I am still only 18 now, but when I did get this, I believe I was 13-14 and my dad pretty much took care of the tank for me.

I have setup a new filter and an older heater (rinsed it, and it seems to be running perfect, it never was dirty). The tank seems to be functioning (water is getting warmer, though, it isn't quite warm enough yet). I also used conditioner to clean up the water when I finished filling it a few hours back.


I am now wondering what further steps I need to take, and what would be a reasonable stock for my tank.

Also, I wouldn't mind keeping a live plant in the tank, but I am wondering what the whole lighting situation is there. I have a light at the moment (Its a long tube, thats all I know).

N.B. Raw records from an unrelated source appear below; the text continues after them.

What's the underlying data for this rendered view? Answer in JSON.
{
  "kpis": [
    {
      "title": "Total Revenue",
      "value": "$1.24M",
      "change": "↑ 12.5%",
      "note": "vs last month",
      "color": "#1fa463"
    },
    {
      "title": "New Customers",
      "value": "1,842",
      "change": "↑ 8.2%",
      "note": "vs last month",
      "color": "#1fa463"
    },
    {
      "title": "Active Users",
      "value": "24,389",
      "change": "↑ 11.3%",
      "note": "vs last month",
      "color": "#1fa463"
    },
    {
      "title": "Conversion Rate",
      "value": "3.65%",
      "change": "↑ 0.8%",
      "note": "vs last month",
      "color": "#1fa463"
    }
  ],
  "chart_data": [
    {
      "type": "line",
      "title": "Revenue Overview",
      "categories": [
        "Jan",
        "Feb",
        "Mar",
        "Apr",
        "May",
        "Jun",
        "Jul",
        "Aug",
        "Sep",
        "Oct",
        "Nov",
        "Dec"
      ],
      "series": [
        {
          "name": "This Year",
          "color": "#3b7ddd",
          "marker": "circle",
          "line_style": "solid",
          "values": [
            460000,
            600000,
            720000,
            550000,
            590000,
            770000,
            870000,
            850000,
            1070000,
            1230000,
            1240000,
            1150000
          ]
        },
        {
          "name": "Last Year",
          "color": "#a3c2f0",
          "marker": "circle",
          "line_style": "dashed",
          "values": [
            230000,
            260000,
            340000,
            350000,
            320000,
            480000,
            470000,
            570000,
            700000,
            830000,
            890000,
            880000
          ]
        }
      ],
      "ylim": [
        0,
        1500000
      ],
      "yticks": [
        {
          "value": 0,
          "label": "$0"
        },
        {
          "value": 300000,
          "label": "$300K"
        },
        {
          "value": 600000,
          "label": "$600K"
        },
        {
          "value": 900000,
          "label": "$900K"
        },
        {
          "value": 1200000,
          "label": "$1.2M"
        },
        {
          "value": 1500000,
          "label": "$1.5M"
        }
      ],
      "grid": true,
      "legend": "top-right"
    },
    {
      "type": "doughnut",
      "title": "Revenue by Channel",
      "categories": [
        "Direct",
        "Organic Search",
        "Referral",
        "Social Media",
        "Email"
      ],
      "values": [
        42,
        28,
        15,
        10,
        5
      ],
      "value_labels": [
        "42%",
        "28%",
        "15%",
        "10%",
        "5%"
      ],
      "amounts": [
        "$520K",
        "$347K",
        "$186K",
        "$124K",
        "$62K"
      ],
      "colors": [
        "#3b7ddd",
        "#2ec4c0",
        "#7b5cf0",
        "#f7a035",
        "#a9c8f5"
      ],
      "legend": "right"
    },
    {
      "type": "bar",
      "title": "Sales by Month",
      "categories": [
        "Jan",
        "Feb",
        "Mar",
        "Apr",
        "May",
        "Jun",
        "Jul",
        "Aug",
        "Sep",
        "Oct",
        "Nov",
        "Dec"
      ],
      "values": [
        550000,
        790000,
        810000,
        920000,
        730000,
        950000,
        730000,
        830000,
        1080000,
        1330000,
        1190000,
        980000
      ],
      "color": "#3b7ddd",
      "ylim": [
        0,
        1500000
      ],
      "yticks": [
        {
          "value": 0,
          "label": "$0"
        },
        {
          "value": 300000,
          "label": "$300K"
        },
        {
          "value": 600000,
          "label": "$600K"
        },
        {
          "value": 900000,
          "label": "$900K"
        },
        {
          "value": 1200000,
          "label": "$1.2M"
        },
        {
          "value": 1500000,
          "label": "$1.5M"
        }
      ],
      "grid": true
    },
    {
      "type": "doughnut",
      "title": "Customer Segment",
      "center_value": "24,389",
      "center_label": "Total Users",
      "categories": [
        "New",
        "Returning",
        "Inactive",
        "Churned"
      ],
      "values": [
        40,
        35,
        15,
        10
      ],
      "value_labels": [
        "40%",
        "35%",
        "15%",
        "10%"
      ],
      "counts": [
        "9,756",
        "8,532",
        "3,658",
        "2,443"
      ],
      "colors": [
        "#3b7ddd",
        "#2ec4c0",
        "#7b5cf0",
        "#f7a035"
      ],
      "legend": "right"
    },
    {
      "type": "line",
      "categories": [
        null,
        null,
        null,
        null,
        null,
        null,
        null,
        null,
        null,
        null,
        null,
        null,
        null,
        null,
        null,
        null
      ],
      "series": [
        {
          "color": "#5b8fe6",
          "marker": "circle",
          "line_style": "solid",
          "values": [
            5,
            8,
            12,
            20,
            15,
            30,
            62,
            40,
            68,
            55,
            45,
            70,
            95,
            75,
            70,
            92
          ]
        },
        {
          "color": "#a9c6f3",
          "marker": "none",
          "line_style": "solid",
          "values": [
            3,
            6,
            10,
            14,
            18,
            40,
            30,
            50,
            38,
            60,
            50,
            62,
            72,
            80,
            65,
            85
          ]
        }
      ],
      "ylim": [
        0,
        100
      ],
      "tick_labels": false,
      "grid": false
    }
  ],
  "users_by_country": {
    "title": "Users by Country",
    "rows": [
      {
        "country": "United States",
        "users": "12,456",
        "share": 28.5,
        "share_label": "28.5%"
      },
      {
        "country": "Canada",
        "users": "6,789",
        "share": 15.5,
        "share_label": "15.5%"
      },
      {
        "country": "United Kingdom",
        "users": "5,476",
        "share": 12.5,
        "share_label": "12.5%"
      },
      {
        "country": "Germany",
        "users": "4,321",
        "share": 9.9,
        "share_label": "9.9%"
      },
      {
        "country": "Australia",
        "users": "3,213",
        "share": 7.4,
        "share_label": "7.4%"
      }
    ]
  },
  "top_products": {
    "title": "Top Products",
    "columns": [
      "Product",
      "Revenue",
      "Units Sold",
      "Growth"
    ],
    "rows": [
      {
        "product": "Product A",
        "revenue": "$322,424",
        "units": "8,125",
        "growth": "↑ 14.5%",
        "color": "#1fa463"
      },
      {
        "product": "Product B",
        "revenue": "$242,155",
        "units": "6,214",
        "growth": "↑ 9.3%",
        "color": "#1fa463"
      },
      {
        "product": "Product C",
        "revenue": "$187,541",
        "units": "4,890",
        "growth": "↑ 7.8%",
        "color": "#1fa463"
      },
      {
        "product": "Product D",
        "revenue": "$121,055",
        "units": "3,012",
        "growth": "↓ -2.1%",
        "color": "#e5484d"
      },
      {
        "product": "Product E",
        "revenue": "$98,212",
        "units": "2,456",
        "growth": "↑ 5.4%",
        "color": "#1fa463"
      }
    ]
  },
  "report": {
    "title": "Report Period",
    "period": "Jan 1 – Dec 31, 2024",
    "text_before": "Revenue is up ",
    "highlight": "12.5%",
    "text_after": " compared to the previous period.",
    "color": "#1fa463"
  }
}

From what I can see, all thats left is buying fish (I know only a few to start, and something on the hardier side to let the water cycle).

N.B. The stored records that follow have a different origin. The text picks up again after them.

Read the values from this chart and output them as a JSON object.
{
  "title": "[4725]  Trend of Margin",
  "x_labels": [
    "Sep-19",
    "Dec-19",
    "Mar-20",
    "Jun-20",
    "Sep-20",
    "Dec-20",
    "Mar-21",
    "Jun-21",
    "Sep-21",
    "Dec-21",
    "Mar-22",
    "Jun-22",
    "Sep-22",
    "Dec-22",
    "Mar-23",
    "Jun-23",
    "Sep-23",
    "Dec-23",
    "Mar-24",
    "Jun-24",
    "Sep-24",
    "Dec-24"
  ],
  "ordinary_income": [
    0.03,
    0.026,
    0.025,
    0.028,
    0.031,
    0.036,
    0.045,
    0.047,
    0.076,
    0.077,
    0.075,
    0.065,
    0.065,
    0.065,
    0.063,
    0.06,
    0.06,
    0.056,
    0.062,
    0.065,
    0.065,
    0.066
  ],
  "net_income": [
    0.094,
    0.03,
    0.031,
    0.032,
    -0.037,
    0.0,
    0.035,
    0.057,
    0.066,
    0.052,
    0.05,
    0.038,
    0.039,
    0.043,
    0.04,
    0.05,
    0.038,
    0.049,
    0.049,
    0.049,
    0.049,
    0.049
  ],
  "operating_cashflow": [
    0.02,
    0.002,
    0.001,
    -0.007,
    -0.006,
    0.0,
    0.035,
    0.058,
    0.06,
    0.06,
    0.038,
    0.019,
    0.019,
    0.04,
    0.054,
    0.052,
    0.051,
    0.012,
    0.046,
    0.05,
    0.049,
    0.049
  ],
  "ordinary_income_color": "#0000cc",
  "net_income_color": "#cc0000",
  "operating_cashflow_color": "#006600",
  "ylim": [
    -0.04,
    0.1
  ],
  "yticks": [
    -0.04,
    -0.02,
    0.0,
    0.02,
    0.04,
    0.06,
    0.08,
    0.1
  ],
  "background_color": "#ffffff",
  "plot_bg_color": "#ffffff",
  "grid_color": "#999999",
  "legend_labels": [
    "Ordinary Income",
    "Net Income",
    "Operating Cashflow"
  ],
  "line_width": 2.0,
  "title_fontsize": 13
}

Based on what I've said, I'm looking for recommendations on anything I can/should do, and interesting fresh water fish (preferably, several fish, I have been considering a few variations of Tetras, and a few of the fancier guppies, but after keeping an arrowana for a while, they tend to bore me a bit). I know I can't realistically keep an arrowana in the 30gal tank anymore, but the first thing I thought was "I really liked that arrowana".

I'm willing to set aside 10 minutes or so a day and up to an hr over the weekend, so a bit of maintenance is okay, and I know required, but I'm not looking for any fish that are going to need me to do too much more than that.

I do work from home so at least when I'm not at school (going to college now next sept), I spend 8 hrs+ in my mini-office setup in the basement. I've put the tank right there, so I'd really like something on the more interesting side that I can turn to watch.


Please suggest fish (the entire stock if possible), when/over what time span to add what in, and if theres anything else I should be doing before stocking fish.

Thanks!


----------



## destructo (Aug 12, 2009)

You will have to make sure your tank is cycled before putting in fish.

What kind of filter do you have and where are you located, there are members on here that would be able to give you some filter media to help cycle your tank quickly.

Get yourself an API liquid test kit to make sure the tank is cycled and in case something goes wrong you will be able to pin point what the problem is.

As far as fish go, I have a 35 gal and have black neon tetras, guppies, german blue rams, and a few others, which provide hours of entertainment.

Just make sure to look up the fish you like, and make sure they will not out grow your tank or be a bad match for another fish.

As for plants chances are you have a single T8 or T12 bulb that may not be the greatest for plants, however you can replace it with a blub that will be good for plants, and plants such as water wisteria, java fern and a few others can grow well in low light.


----------